Morrison, ancora appoggiato allo schienale della sedia, percepiva in modo vago il ronzio attorno a lui, il rumore della gente che beveva, mangiava, chiacchierava... per la maggior parte, partecipanti al congresso, ne era certo. Fissò quella donna russa tanto caparbia che accettava le idee assurde e si domandò che razza di...

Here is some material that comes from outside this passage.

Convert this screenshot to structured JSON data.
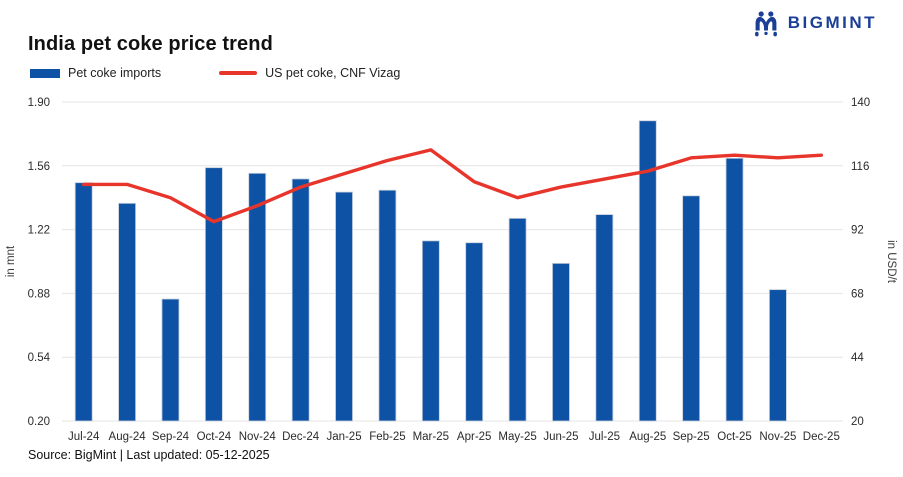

Si irrigidì e di colpo sbottò in un’esclamazione. «Boranova! Sì, certo che ho sentito parlare di voi! È stato Pete Shapiro a parlarmene. Voi siete...

Preso dall’eccitazione, Morrison stava parlando in inglese, e la mano di Natalya Boranova calò sulla sua, premendogli le unghie sulla pelle.

Morrison si interruppe, soffocando un gemito, e lei tolse la mano dicendo: «Scusate, non intendevo farvi male.»

Lui fissò i segni sulla mano. In un punto si sarebbe formato un lieve livido, rifletté. Quindi disse sottovoce in russo: «Siete la Miniaturizzatrice.»